RIO DE JANEIRO – O presidente voltou a cobrar serviço de seus auxiliares. Deu o prazo de um mês para os preços caírem e a inflação baixar. É bastante vaga essa cobrança: a quem Itamar está cobrando? A ele mesmo? Ao mercado? Teve mais de um ano para fazer os preços baixarem e o máximo que conseguiu foi um plano que, até agora, fez exatamente o contrário.
O ministro Ricupero garante que em julho ainda haverá aquilo que o ex-ministro Marcílio Moreira chamava de "soluços" inflacionários. Mas, depois de julho, conforme se lerá em portarias e decretos publicados no "Diário Oficial da União", a inflação acabará e –ainda por decreto– seremos felizes como naquele antigo bolero cantado pelo Pedro Vargas.
Lembro um técnico de futebol de praia que havia em Copacabana, aí pelos anos 60. Era formado em direito e farmácia, mistura complicadíssima mesmo para um técnico de futebol de praia ou gramado. O time dele, obviamente, era saco de pancada, vinha gente de Vaz Lobo, de Belfort Roxo e enfiava goleada nos rapazes de Copacabana que haviam nascido naquelas areias. Até que o técnico se encheu e, fazendo uso de suas habilitações acadêmicas (farmácia e direito), baixou uma lei que, além de lei, era também um remédio: "É proibido perder!"
Na sede do time –os fundos de um botequim na rua Viveiros de Castro– foram colocados cartazes com a ordem. Levaram uma faixa para a praia pintada por um adepto da velha ortografia: "É prohibido perder!". Ninguém reparou, e se reparou não reclamou. Até que aquele agá a mais dava uma convicção suplementar à coisa proibida; não é à toa que Bahia ainda tem agá e o Piauí perdeu o dele.
Por falar em perder, o time perdeu feio naquela tarde. Mas o técnico ficou mais prestigiado. A culpa era dos pernas-de-pau que jogaram, não dele, que sabiamente dera a dica de vitória.
Itamar não é formado em direito nem em farmácia –pelo menos não tenho notícia dessas façanhas. Ao deixar o governo, pode aspirar à direção técnica de um time da ilha do Governador que está desfalcado: é o Cacuia Futebol e Bingo, com sede no Cacuia, ao lado do cemitério homônimo.

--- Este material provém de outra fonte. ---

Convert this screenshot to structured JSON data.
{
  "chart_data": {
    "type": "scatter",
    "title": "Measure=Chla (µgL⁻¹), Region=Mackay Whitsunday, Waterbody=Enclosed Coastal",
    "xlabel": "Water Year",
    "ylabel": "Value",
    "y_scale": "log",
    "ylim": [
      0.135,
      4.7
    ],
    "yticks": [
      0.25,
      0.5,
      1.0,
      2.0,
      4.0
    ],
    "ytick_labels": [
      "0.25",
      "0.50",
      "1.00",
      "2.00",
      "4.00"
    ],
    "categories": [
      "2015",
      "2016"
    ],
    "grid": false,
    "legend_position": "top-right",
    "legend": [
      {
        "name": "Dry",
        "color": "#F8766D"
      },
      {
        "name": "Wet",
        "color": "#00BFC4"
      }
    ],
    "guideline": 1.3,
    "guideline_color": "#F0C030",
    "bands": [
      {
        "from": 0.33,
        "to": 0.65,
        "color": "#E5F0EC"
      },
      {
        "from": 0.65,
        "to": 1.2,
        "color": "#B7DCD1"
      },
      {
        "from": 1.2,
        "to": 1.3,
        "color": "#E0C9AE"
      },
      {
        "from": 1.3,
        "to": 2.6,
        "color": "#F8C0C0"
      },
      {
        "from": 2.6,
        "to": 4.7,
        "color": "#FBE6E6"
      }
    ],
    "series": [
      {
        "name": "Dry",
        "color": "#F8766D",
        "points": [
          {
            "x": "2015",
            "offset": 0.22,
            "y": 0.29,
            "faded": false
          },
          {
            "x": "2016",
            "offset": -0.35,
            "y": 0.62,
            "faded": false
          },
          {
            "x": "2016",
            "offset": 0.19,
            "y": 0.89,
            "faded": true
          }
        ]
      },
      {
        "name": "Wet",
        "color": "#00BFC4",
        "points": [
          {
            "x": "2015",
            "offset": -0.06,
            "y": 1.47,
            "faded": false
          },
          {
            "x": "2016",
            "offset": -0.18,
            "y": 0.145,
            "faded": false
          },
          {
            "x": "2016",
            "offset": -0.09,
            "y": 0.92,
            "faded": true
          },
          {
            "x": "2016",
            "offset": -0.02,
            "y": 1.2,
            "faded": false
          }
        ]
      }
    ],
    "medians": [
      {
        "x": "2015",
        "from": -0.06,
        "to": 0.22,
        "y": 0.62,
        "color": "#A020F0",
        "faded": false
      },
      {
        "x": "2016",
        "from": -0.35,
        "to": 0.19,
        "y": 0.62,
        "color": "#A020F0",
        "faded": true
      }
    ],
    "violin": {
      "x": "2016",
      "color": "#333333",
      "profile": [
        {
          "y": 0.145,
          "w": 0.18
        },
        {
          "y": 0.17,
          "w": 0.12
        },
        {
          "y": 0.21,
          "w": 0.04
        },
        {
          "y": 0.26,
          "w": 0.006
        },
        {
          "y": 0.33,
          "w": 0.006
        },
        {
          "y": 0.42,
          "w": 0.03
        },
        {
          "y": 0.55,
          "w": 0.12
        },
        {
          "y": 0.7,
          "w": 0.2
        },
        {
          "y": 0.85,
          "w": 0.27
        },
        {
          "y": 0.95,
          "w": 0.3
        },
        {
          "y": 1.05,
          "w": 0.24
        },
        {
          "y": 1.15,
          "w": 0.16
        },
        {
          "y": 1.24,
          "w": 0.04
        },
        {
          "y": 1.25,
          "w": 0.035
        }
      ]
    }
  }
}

Texto Anterior: Reinventar
Próximo Texto: A última obsessão
Índice


Clique aqui para deixar comentários e sugestões para o ombudsman.


Copyright Empresa Folha da Manhã S/A. Todos os direitos reservados. É proibida a reprodução do conteúdo desta página em qualquer meio de comunicação, eletrônico ou impresso, sem autorização escrita da Folhapress.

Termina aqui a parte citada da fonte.